The Centers for Disease Control and Prevention recently released a report that indicates that one in four American homes are now using wireless phones exclusively, rather than depending on the traditional landlines. In fact, the number is eight times what is was six years and varies over state and region. For instance, families in the Northeast are using wireless phones exclusively less than other states.
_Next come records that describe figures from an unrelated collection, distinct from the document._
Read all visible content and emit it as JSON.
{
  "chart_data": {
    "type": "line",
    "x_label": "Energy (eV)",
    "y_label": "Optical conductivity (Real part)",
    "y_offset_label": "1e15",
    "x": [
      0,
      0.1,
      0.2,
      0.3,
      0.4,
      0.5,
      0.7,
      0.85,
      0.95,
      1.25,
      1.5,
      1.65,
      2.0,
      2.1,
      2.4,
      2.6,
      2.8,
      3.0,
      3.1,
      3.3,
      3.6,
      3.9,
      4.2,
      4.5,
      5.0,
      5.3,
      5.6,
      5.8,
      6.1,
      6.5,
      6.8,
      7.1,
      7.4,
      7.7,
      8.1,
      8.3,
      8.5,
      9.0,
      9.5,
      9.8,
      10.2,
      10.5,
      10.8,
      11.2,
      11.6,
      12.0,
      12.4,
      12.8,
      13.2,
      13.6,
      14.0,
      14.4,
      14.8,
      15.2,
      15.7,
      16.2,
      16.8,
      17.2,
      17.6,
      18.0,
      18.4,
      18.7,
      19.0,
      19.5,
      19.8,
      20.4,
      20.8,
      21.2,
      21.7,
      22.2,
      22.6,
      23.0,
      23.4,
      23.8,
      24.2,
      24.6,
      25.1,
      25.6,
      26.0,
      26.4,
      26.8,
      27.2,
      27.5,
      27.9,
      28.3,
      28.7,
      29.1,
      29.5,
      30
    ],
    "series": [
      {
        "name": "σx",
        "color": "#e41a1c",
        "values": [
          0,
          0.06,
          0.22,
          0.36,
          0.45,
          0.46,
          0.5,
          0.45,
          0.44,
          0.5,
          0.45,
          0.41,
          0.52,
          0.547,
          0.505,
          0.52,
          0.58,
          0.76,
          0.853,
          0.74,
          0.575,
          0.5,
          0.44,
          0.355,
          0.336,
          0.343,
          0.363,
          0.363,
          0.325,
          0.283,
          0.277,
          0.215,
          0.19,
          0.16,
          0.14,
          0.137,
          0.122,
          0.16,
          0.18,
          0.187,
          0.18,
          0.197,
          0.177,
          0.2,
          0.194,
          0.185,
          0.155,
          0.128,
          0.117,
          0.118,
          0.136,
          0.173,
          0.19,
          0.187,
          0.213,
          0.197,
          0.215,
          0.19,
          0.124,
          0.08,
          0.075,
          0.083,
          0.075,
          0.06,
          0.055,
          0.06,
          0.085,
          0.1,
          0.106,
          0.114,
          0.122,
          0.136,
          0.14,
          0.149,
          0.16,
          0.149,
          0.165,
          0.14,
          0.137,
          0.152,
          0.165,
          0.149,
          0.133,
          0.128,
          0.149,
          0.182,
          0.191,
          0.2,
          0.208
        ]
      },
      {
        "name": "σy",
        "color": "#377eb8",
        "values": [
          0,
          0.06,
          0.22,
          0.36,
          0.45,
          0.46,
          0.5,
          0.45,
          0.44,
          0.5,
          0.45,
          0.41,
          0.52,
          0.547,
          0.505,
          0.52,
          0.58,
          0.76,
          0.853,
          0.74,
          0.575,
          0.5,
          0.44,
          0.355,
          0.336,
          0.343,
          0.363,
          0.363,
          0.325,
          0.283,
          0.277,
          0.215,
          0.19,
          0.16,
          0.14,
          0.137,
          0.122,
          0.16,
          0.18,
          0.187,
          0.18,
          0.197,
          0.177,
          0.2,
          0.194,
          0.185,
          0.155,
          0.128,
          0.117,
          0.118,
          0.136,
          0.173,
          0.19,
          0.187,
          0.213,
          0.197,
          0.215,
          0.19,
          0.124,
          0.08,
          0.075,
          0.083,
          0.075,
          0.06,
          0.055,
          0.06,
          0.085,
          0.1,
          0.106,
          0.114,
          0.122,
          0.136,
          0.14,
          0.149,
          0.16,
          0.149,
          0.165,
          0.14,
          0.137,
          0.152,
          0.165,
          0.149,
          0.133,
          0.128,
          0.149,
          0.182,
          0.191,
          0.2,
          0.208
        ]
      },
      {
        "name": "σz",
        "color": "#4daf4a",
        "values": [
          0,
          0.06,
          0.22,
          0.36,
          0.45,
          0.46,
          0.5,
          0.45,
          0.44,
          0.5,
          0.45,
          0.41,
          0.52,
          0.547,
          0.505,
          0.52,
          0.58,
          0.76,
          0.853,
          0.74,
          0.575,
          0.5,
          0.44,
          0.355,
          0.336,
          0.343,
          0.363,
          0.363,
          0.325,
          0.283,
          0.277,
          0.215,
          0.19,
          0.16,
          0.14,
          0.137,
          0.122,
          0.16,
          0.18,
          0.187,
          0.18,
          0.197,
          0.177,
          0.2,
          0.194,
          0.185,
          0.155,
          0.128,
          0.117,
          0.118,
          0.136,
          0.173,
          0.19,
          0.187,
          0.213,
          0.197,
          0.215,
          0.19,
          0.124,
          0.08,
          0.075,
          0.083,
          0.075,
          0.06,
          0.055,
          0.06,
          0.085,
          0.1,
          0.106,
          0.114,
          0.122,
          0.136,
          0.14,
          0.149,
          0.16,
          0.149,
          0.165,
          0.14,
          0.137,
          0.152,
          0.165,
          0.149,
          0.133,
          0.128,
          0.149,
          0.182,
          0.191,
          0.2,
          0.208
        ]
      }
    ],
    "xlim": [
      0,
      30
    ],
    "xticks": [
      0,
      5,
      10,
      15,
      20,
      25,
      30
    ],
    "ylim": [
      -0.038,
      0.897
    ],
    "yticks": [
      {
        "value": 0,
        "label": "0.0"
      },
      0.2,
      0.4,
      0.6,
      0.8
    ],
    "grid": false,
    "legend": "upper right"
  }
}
As a frame of reference, only about 13 percent of homes are exclusively using landlines. There are many reasons for this switch. Many people use wireless phones because of the array of easy-to-use features, including voicemail, call forwarding, and texting, which don’t automatically come with landlines. In addition, cell phones are obviously mobile and have affordable long-distance calling plans. The change to the exclusive use of cell phones probably stems from the convenience of just having to use or call just one number, rather than switching from phone to phone. Furthermore, cell phones and numbers can be easily transferred or moved, whereas landlines do not have the ease of this option. One can easily switch one’s cell phone on and off, depending on whether they want to receive calls and each member of the family can have their own phone to communicate with. Traditionally, multiple land lines would have to be purchased, upping cost and inconvenience.

Cell phones, especially smart phones, offer even more options that traditional land lines do not, including access to the internet and email, a variety of apps and instant messaging, condensing communication techniques.